Got one 8am 14 in maybe. Sandflea and fishbites also several hardtails,bluefish they were taking the shrimp


----------



## Sunshine17 (Dec 11, 2009)

is he on ice? I plan on heading out this afternoon, hows the water look?


----------



## Destinartist (Apr 24, 2013)

Not bad. Fog early. 2 blue small blue fish


----------



## SurfFishingMeister (Aug 18, 2015)

Keep the reports coming I am fishing vicariously through you!


----------



## GROUPERKING (Sep 28, 2011)

Well since you quit typing, I'm just going to assume that you're killing them. Good luck !


----------



## Destinartist (Apr 24, 2013)

tourist ran me off around 10am, just the 1 today and hardtails, I will send them your way


----------



## Destinartist (Apr 24, 2013)

He sure was good eatin


----------



## DuneGoon (Apr 21, 2016)

What is wit the wubba hammers, I guess I need to get one so I don't look so much like a tourist.


----------



## TeaSea (Sep 28, 2013)

DuneGoon said:


> What is wit the wubba hammers, I guess I need to get one so I don't look so much like a tourist.


I use one to bang the tubes into the sand to hold my surf rods.


----------



## Destinartist (Apr 24, 2013)

me 2


----------



## Rightbrained (Apr 5, 2013)

Me three!


----------



## GROUPERKING (Sep 28, 2011)

DuneGoon said:


> What is wit the wubba hammers, I guess I need to get one so I don't look so much like a tourist.

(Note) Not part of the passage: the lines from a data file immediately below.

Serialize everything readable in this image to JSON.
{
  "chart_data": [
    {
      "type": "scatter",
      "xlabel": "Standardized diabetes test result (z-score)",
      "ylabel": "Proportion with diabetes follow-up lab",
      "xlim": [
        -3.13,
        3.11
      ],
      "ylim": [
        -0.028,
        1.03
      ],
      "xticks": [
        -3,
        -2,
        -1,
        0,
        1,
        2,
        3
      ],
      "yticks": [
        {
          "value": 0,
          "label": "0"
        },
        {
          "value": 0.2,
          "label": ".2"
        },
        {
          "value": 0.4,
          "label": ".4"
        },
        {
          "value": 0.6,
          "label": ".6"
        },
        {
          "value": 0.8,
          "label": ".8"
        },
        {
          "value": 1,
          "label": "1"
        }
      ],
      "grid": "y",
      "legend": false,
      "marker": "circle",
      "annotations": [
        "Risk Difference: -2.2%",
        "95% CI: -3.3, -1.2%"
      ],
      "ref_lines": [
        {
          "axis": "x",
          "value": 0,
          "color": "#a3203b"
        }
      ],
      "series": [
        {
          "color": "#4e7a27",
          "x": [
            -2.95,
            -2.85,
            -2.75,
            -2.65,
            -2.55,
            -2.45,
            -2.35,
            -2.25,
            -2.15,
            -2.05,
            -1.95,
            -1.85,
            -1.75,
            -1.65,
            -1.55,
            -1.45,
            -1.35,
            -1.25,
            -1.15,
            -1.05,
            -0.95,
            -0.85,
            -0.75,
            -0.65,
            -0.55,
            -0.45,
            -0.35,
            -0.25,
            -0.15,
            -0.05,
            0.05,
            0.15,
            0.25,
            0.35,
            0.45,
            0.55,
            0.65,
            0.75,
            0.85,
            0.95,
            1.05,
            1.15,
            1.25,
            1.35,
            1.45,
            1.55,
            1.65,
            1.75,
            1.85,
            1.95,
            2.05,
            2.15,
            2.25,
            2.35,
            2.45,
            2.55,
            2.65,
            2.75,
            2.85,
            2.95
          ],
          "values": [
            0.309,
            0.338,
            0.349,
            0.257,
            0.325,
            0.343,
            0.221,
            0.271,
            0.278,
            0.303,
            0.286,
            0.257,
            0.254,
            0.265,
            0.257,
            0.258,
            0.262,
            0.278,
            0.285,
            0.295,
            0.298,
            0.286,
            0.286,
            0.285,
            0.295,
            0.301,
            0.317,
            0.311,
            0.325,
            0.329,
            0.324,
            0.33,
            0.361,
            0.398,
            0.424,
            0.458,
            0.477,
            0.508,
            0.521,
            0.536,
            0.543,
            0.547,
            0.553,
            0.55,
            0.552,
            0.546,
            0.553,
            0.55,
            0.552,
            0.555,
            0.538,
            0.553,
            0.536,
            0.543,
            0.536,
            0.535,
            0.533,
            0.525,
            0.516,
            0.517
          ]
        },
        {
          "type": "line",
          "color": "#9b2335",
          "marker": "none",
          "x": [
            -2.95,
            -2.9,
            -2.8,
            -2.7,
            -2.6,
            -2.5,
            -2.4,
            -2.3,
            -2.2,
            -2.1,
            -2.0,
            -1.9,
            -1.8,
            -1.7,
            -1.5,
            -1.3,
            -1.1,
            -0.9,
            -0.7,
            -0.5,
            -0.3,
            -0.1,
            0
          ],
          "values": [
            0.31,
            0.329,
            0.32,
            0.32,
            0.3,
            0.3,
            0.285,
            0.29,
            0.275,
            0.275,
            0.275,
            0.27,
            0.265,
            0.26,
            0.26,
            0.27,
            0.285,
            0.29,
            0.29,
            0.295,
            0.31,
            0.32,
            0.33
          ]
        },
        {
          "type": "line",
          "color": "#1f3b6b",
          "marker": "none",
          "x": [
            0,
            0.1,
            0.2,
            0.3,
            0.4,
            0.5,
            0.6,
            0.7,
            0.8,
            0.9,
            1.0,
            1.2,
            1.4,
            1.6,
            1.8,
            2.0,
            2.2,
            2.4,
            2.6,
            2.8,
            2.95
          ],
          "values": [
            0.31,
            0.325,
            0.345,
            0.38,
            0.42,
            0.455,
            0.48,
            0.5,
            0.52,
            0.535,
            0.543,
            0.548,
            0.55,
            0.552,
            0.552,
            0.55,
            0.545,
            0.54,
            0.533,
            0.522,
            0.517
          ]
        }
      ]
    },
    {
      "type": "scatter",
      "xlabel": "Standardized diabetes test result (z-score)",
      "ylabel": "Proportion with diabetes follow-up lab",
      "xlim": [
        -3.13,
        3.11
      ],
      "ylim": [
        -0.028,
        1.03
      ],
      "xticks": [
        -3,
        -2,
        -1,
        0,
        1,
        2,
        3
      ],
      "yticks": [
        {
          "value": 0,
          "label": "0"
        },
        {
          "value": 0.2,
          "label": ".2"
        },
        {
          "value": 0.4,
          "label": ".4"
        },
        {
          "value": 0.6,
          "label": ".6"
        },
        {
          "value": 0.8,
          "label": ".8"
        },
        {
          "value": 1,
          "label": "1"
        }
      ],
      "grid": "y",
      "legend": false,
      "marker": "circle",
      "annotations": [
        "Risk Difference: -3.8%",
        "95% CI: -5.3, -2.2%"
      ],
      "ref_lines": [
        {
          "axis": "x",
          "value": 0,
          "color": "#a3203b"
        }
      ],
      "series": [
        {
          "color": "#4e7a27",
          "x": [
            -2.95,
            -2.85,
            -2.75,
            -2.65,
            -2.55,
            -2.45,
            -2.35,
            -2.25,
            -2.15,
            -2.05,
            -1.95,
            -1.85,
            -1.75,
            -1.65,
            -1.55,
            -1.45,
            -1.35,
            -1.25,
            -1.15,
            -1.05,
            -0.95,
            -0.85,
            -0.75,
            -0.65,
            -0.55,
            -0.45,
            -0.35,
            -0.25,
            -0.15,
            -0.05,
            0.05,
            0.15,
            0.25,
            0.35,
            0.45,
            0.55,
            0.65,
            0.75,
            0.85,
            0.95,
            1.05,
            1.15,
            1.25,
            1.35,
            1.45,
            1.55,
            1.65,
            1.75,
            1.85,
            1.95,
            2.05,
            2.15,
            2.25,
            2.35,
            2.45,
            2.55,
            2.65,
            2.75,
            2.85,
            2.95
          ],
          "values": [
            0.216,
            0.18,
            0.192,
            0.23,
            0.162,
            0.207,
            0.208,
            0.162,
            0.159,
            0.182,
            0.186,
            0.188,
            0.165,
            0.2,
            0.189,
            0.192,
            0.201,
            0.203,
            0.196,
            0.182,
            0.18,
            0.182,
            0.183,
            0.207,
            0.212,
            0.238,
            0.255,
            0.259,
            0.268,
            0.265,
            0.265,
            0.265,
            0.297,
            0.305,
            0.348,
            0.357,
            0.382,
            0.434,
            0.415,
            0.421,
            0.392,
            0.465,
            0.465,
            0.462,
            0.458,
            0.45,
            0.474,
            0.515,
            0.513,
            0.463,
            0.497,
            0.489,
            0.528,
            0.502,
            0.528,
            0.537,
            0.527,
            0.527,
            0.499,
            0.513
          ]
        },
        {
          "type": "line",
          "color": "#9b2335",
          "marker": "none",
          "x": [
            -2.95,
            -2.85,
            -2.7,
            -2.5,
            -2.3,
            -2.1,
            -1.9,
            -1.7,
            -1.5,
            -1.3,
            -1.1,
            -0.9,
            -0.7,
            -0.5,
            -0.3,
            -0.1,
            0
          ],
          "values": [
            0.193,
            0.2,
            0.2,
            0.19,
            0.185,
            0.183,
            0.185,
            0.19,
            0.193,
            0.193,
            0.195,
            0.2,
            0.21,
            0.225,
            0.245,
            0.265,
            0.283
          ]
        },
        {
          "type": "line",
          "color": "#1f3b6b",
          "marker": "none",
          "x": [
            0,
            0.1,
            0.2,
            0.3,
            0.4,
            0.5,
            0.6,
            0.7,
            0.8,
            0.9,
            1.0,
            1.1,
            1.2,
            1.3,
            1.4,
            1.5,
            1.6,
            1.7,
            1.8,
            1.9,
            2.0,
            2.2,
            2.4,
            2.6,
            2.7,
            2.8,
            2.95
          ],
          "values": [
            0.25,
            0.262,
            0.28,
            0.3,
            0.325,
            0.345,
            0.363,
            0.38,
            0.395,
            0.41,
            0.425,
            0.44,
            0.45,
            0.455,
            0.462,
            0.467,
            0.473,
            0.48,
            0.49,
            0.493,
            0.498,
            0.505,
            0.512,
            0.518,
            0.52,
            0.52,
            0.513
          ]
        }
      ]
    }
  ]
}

The rubber mallet thing started as a joke to mess with Destinartist . He posted a picture with some bleeding pomps, later on when he posted some other pomps he included the mallet for a size reference. Well it kinda took off from there. From the pompano being so thick over in Destin that you could just wade out and pick the one's that you wanted and whack'em in the head with it. .. to the mallet has mystical or magical powers that could just about guarantee a limit of pomps. My sand spikes don't require a mallet, they have foot pegs in which to push them in with. But I took one with me for a photo op. I killed them that day, I think I caught 11 total, I even had a double on the same rig. The last 2 trips I didn't take the mallet with me. Yesterday I only caught 3 and today I caught none. So...the mallets going with me tomorrow. Lol


----------



## Destinartist (Apr 24, 2013)

You gonna paint the handle yellow?


----------



## Chechem (Mar 20, 2016)

GROUPERKING said:


> The rubber mallet thing started as a joke to mess with Destinartist . He posted a picture with some bleeding pomps, later on when he posted some other pomps he included the mallet for a size reference. Well it kinda took off from there. From the pompano being so thick over in Destin that you could just wade out and pick the one's that you wanted and whack'em in the head with it. .. to the mallet has mystical or magical powers that could just about guarantee a limit of pomps. My sand spikes don't require a mallet, they have foot pegs in which to push them in with. But I took one with me for a photo op. I killed them that day, I think I caught 11 total, I even had a double on the same rig. *The last 2 trips I didn't take the mallet with me. Yesterday I only caught 3 and today I caught none. So...the mallets going with me tomorrow*. Lol


That's my boy! :notworthy::notworthy::notworthy:


----------



## Lawdog88 (Oct 9, 2009)

Yeller is it ! The secret revealed !

Where's the paint ?



Good job DA.


----------



## DuneGoon (Apr 21, 2016)

I see well dat would probably tear off the little wubba lip on my tubes


----------



## Sunshine17 (Dec 11, 2009)

eh, if you smack it right in the hole you aint gotta worry about it tearing the lip up.


----------